Overfitting is the process of fitting your model to training data so tightly that when you introduce new unseen data, the model does not perform very well. This is because overfit models tend to mistake noise and outliers in data for meaningful patterns.
The diagram below shows the structure of an example ensemble model, in this case a Random Forest model. Notice how the final prediction is made up by averaging the results of multiple parallel decision trees.
This parallelism means ensemble models are more robust to overfitting than singular models.

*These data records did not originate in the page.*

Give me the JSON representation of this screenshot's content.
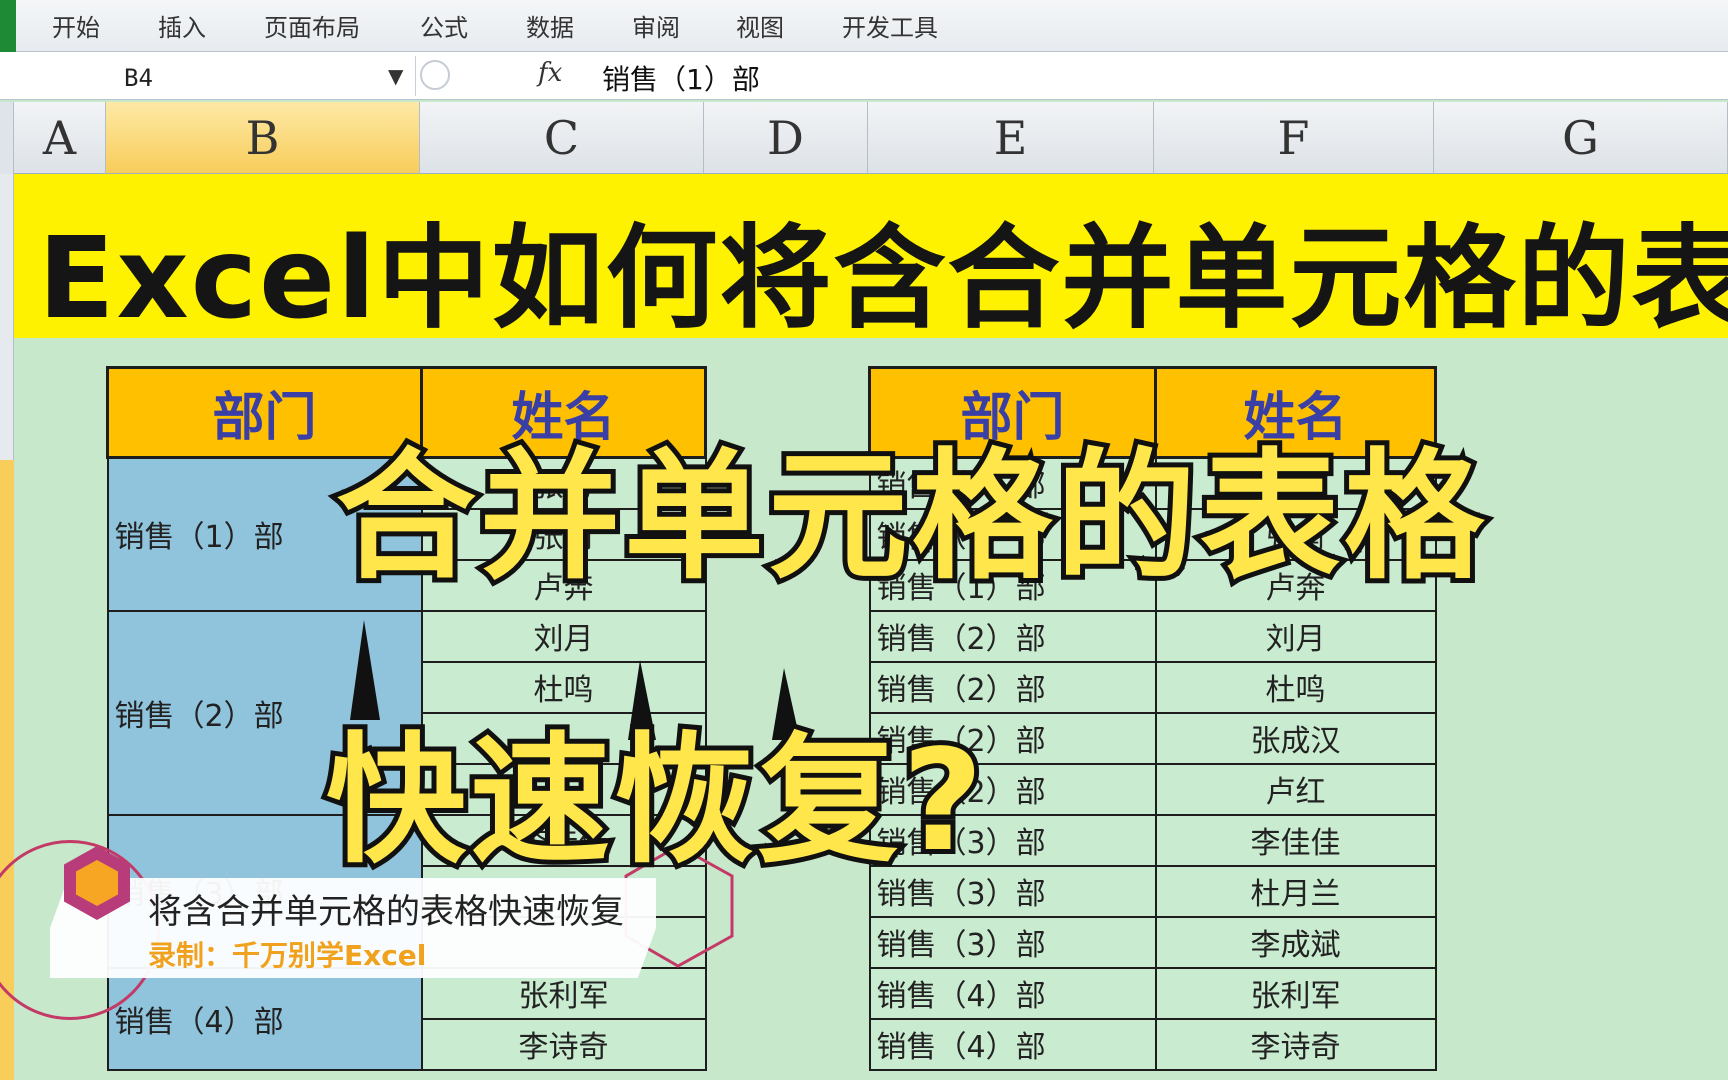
{
  "ribbon": {
    "tabs": [
      "开始",
      "插入",
      "页面布局",
      "公式",
      "数据",
      "审阅",
      "视图",
      "开发工具"
    ]
  },
  "formula_bar": {
    "name_box": "B4",
    "fx_label": "fx",
    "content": "销售（1）部"
  },
  "columns": [
    "A",
    "B",
    "C",
    "D",
    "E",
    "F",
    "G"
  ],
  "selected_column": "B",
  "banner": {
    "title": "Excel中如何将含合并单元格的表格"
  },
  "left_table": {
    "headers": [
      "部门",
      "姓名"
    ],
    "groups": [
      {
        "dept": "销售（1）部",
        "names": [
          "张勇",
          "张南",
          "卢奔"
        ]
      },
      {
        "dept": "销售（2）部",
        "names": [
          "刘月",
          "杜鸣",
          "",
          ""
        ]
      },
      {
        "dept": "销售（3）部",
        "names": [
          "李佳佳",
          "",
          ""
        ]
      },
      {
        "dept": "销售（4）部",
        "names": [
          "张利军",
          "李诗奇"
        ]
      }
    ]
  },
  "right_table": {
    "headers": [
      "部门",
      "姓名"
    ],
    "rows": [
      [
        "销售（1）部",
        "张勇"
      ],
      [
        "销售（1）部",
        "张南"
      ],
      [
        "销售（1）部",
        "卢奔"
      ],
      [
        "销售（2）部",
        "刘月"
      ],
      [
        "销售（2）部",
        "杜鸣"
      ],
      [
        "销售（2）部",
        "张成汉"
      ],
      [
        "销售（2）部",
        "卢红"
      ],
      [
        "销售（3）部",
        "李佳佳"
      ],
      [
        "销售（3）部",
        "杜月兰"
      ],
      [
        "销售（3）部",
        "李成斌"
      ],
      [
        "销售（4）部",
        "张利军"
      ],
      [
        "销售（4）部",
        "李诗奇"
      ]
    ]
  },
  "overlay": {
    "line1": "合并单元格的表格",
    "line2": "快速恢复?"
  },
  "watermark": {
    "title": "将含合并单元格的表格快速恢复",
    "subtitle": "录制：千万别学Excel"
  },
  "colors": {
    "banner": "#fff200",
    "header_fill": "#ffc000",
    "header_text": "#3a3fa6",
    "merged_fill": "#8fc4dc",
    "sheet_bg": "#c9ebd0",
    "overlay_text": "#ffe64a"
  }
}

This is due to the fact each sub-model uses a sub-sample of the available training data, meaning models are less likely to converge on the same set of features.

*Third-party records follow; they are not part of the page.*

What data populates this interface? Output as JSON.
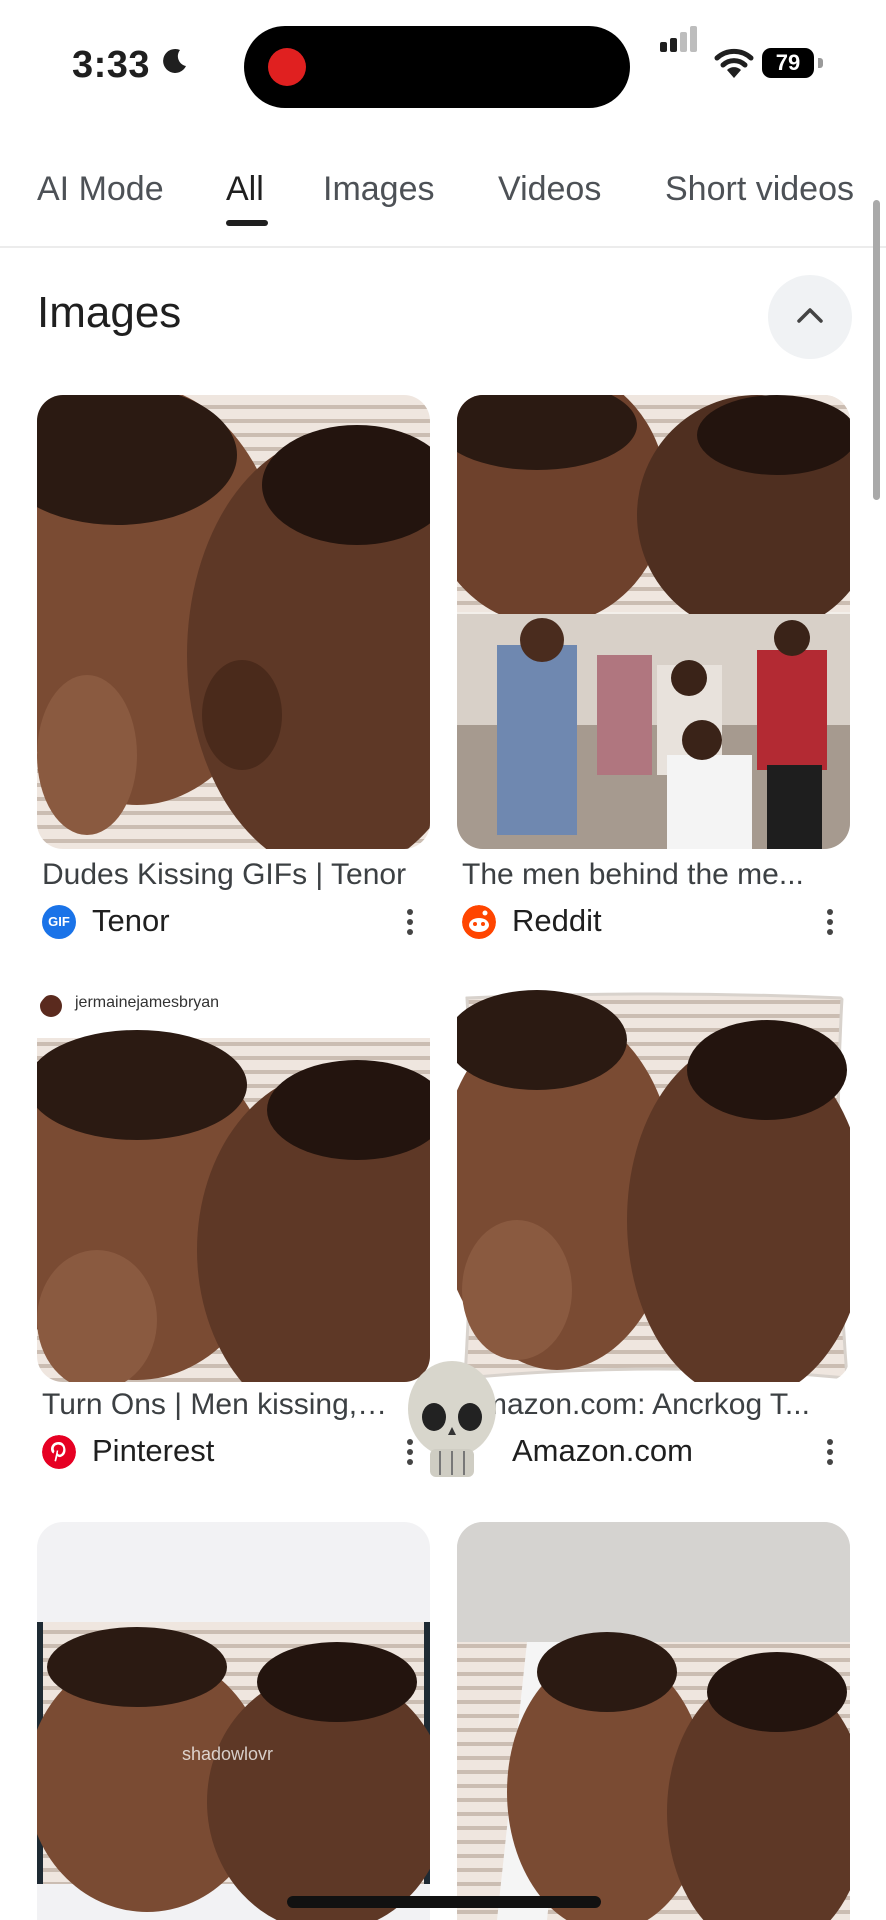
{
  "status": {
    "time": "3:33",
    "battery": "79"
  },
  "tabs": [
    "AI Mode",
    "All",
    "Images",
    "Videos",
    "Short videos"
  ],
  "section": {
    "title": "Images"
  },
  "results": [
    {
      "caption": "Dudes Kissing GIFs | Tenor",
      "source": "Tenor",
      "icon_label": "GIF"
    },
    {
      "caption": "The men behind the me...",
      "source": "Reddit"
    },
    {
      "caption": "Turn Ons | Men kissing, B...",
      "source": "Pinterest",
      "overlay_text": "jermainejamesbryan"
    },
    {
      "caption": "Amazon.com: Ancrkog T...",
      "source": "Amazon.com"
    },
    {
      "overlay_text": "shadowlovr"
    }
  ],
  "colors": {
    "reddit": "#ff4500",
    "pinterest": "#e60023",
    "tenor": "#1a73e8",
    "active_tab": "#1f1f1f"
  }
}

You can either build all the sub-models at the same time, as is the case with Random Forest models, or you can try and improve performance further by building them additively (one after the other), actively trying to reduce the error with each new sub-model you build (known as differentiable loss function optimisation, or gradient descent).
The dataset for this exercise contained both categorical and numerical features (which is something that should be considered when assessing what type of ML model to use for an exercise). Tree-based models (such as AdaBoost, Random Forest or XGBoost) are well suited to mixed datasets since they branch on discriminative features. In my case I used an XGBoost model due to its speed on Python, gradient boosting optimisation and its regularization support. The last part especially is one of the reasons why XGBoost has such better performance than other similar libraries.
The loss function in this case was Root Mean Squared Logarithmic Error (RMSLE) rather than the commonly used Root Mean Square Error (RMSE). The reason for this is because RMSLE takes the logarithm of both predicted and actual sides. It does not penalise large differences if both predicted and actual values are also large, meaning the model produced will be more robust to predicting values for expensive properties in addition to normal ones.
After several iterations, I found the model predictions were nearly as accurate as those produced by our Property team, in a much shorter time!
Additionally, breaking down the patterns of the final models using SHAP values allowed us to understand patterns of rental values in much more detail, turning anecdotal suggestions into statistical evidence.
Our Engineering team moved this model into our production system, and the impact was instant! Our platform was now directing the Property team from thousands of potential candidates to the handful worth spending time on, meaning the team can fly through areas in search of the best investment cases.